И еще были альбомы с открытками (которые потом оказались перепиской, тем, что осталось от эпистолярия прабабушки Сарры, беглыми вестями из Парижа, Нижнего, Венеции, Монпелье), целая библиотека другой, утонувшей визуальности. Щекастые красавицы и усастые красавцы, русские дети в кафтанчиках и символистские смерть-и-девы, горгульи и нищенки. И, уже безо всякой скорописи на той стороне, города, ровно-коричневые итальянские, французские и немецкие ведуты.

То, что я больше всего любила, была маленькая серия открыток с ночными городами — сумеречные сады, трамвай, светящийся на крутом повороте, пустая карусель, чей-то потерявшийся ребенок стоит у клумбы, держа в руках ненужное серсо, высокие дома и невыносимо рыжие, словно напомаженные, окна, за которыми идет еще та, старинная жизнь. Все это, темно-синее и в огнях, источало чистое вещество тоски — и было недостижимо вдвойне и втройне. И потому, что невозможность путешествовать была составной и внятной частью повседневности: люди нашего мира за границу не ездили (а двое или трое выездных знакомых были вроде как позолочены редкой и дорогой удачей — какая случается нечасто и не с каждым). И потому, что современный Париж из путеводителя, написанного Моруа, никак не был похож на тот, синий и черный, из чего ясно следовало, что то, как его ни назови, кончилось давно и бесповоротно.
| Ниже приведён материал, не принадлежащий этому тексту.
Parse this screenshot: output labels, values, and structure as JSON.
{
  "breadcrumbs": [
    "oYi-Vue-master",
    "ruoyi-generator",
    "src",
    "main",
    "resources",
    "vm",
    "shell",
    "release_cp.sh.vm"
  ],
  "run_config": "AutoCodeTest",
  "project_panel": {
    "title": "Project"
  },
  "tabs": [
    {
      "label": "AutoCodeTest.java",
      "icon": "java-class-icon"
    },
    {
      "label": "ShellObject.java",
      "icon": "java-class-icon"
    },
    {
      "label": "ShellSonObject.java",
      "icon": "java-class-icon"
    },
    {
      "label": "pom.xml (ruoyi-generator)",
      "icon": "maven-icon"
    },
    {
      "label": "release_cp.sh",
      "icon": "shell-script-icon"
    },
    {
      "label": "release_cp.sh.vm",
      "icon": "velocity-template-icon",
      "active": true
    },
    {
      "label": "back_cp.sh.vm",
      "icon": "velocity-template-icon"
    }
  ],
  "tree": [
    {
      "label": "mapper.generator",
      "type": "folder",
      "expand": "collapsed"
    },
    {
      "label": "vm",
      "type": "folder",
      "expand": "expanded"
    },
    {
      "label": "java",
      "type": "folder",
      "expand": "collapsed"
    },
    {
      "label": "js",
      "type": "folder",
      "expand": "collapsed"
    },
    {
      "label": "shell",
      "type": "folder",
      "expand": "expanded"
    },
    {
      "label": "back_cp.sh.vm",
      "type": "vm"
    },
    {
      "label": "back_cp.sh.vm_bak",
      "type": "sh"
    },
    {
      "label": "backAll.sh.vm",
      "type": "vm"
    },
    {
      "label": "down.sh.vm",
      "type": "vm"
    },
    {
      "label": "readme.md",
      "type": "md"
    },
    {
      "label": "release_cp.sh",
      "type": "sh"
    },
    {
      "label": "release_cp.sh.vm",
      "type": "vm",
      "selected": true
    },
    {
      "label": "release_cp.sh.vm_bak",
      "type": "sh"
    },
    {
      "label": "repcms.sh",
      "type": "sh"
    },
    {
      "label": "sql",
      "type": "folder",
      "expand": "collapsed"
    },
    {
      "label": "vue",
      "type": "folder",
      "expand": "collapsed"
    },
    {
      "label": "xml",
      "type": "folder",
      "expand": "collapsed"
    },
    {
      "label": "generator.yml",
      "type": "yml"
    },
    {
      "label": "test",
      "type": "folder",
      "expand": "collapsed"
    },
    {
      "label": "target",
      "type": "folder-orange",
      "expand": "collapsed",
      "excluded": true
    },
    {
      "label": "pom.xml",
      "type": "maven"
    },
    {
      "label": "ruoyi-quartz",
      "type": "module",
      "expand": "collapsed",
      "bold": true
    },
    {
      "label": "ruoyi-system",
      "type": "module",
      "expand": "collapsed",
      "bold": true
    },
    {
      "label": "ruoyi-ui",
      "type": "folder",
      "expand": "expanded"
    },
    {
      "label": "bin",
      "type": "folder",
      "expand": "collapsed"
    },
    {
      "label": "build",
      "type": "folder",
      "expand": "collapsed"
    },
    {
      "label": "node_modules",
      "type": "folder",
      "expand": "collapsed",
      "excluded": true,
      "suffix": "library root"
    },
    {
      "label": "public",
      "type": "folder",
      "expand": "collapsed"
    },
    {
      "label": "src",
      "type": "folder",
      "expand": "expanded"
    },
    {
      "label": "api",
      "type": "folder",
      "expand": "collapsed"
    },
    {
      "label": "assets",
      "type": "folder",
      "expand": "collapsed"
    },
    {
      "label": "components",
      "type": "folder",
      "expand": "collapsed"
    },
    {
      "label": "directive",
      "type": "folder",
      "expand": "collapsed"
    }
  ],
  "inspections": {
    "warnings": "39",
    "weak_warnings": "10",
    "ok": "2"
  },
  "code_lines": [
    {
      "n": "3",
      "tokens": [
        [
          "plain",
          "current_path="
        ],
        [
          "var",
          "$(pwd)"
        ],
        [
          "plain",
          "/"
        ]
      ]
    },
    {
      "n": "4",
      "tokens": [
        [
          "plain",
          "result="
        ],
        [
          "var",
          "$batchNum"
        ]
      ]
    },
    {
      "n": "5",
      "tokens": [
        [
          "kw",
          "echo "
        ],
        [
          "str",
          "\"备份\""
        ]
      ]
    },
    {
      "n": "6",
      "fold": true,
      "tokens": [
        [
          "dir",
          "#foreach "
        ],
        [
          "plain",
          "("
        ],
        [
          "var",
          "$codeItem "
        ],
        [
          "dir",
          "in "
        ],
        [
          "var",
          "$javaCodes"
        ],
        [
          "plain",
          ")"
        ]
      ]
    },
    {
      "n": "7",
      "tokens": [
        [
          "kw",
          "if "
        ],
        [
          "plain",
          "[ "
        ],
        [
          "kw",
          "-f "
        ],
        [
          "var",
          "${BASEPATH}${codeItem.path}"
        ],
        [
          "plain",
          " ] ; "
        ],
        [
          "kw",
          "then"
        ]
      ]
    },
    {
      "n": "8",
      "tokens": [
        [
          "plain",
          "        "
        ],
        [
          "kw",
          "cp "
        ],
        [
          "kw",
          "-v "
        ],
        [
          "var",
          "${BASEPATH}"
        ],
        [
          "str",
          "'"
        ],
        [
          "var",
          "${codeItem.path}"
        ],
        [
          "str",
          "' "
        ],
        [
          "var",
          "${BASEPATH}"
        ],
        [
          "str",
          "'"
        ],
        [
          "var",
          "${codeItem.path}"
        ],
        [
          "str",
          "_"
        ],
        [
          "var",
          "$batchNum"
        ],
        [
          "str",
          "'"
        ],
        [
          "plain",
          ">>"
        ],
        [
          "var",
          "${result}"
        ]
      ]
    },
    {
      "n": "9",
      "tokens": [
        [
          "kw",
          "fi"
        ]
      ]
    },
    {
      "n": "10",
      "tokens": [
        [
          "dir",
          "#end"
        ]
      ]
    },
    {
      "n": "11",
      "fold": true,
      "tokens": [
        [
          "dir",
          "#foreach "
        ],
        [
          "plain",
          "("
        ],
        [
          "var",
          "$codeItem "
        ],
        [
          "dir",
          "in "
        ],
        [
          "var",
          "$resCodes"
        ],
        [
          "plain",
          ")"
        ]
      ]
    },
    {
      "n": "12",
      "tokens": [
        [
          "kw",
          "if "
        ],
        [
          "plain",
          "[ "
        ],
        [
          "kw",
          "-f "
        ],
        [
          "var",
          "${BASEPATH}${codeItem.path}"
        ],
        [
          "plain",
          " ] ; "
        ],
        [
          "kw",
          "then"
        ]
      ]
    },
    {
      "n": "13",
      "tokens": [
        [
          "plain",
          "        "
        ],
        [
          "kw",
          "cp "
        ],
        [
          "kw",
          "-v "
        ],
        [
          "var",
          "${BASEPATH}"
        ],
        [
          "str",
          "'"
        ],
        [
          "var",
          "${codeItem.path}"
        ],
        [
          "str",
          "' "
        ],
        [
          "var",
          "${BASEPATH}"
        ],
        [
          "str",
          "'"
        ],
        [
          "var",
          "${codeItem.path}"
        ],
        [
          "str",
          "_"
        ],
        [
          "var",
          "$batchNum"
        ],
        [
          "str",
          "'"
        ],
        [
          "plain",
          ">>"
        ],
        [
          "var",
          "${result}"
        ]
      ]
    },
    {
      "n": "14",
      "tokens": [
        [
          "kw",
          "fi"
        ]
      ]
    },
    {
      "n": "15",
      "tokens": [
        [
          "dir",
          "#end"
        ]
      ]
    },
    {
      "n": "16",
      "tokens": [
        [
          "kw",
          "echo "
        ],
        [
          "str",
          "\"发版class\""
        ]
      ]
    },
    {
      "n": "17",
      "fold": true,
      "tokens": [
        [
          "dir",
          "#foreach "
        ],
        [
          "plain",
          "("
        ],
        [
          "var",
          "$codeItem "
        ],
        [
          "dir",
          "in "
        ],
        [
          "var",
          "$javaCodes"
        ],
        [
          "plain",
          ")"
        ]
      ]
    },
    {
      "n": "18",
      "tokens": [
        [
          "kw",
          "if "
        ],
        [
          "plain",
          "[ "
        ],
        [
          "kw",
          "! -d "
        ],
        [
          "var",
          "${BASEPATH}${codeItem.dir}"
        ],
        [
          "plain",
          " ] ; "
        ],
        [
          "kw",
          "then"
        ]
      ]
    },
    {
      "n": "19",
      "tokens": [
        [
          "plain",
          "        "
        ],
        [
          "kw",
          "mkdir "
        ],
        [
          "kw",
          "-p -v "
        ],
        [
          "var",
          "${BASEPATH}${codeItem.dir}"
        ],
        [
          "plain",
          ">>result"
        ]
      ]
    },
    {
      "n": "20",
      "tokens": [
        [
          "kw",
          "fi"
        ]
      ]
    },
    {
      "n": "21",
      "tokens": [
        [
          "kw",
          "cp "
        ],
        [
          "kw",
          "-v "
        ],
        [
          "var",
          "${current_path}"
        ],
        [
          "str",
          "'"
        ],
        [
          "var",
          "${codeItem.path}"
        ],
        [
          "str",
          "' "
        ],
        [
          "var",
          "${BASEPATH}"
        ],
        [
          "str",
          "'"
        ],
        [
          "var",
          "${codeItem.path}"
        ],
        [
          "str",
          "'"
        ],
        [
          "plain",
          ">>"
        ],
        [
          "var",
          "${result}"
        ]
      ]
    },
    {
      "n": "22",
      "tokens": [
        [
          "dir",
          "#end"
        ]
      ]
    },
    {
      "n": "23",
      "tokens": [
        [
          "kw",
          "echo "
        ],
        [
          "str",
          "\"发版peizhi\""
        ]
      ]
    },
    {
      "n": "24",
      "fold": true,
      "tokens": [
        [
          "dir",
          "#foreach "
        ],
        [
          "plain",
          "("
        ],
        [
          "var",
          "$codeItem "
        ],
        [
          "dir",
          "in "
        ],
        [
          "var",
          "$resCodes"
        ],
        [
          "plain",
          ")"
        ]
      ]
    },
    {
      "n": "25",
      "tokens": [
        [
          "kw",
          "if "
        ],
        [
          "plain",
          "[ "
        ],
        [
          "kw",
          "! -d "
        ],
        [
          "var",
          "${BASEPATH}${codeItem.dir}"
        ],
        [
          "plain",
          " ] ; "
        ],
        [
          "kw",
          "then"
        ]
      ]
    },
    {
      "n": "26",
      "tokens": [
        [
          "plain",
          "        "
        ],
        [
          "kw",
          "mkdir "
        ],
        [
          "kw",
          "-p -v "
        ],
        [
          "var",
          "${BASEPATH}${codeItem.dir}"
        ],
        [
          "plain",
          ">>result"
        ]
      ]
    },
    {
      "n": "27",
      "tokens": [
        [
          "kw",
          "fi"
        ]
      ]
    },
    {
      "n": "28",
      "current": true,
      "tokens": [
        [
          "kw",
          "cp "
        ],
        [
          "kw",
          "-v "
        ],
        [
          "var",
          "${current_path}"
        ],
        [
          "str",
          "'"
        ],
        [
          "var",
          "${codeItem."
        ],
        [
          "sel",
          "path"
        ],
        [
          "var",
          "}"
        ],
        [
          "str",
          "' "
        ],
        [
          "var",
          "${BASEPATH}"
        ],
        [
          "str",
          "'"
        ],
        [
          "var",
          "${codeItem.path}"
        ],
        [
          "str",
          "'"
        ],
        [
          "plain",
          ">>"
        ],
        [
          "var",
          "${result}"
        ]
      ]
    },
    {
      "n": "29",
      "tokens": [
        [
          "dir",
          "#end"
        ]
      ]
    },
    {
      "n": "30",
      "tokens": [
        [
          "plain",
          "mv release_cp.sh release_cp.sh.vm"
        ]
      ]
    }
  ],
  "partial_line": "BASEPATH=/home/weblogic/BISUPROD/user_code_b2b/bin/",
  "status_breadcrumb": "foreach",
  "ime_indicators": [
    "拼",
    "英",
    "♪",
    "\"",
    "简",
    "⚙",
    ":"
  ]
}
Открытки, как и визитные карточки, как и бледные конверты с матово-малиновым нутром, прямо-таки просились к немедленному применению — но невозможно было себе представить, что? с ними здесь и сейчас делать. Альбомы поэтому закрывались и отправлялись на полку, открытки раскладывались по коробкам, вечер кончался, чем кончаются вечера.

Какие-то вещи этого старого мира (а дом был ими набит, стоял на них, как на лапах) все же удавалось приспособить к новой жизни; желтоватые сложные кружева нашили мне на мушкетерский мундир для школьного карнавала, в другой раз сгодилась черная парижская шляпа с неправдоподобной длины и кучерявости страусовым пером. Маленькие лайковые перчатки уже было не натянуть (они съежились от времени, но казалось, что просто не по руке — и я, как золушкина сестра, стыдилась широкой кости). Из цветных и легких гарднеровских чашек пили чай два-три раза в год, когда являлись гости. Все это приходилось на праздники — непарный сапожок обыденной жизни, когда все законы съезжают набок и можно, чего нельзя. В остальные дни альбомы лежали, а время шло.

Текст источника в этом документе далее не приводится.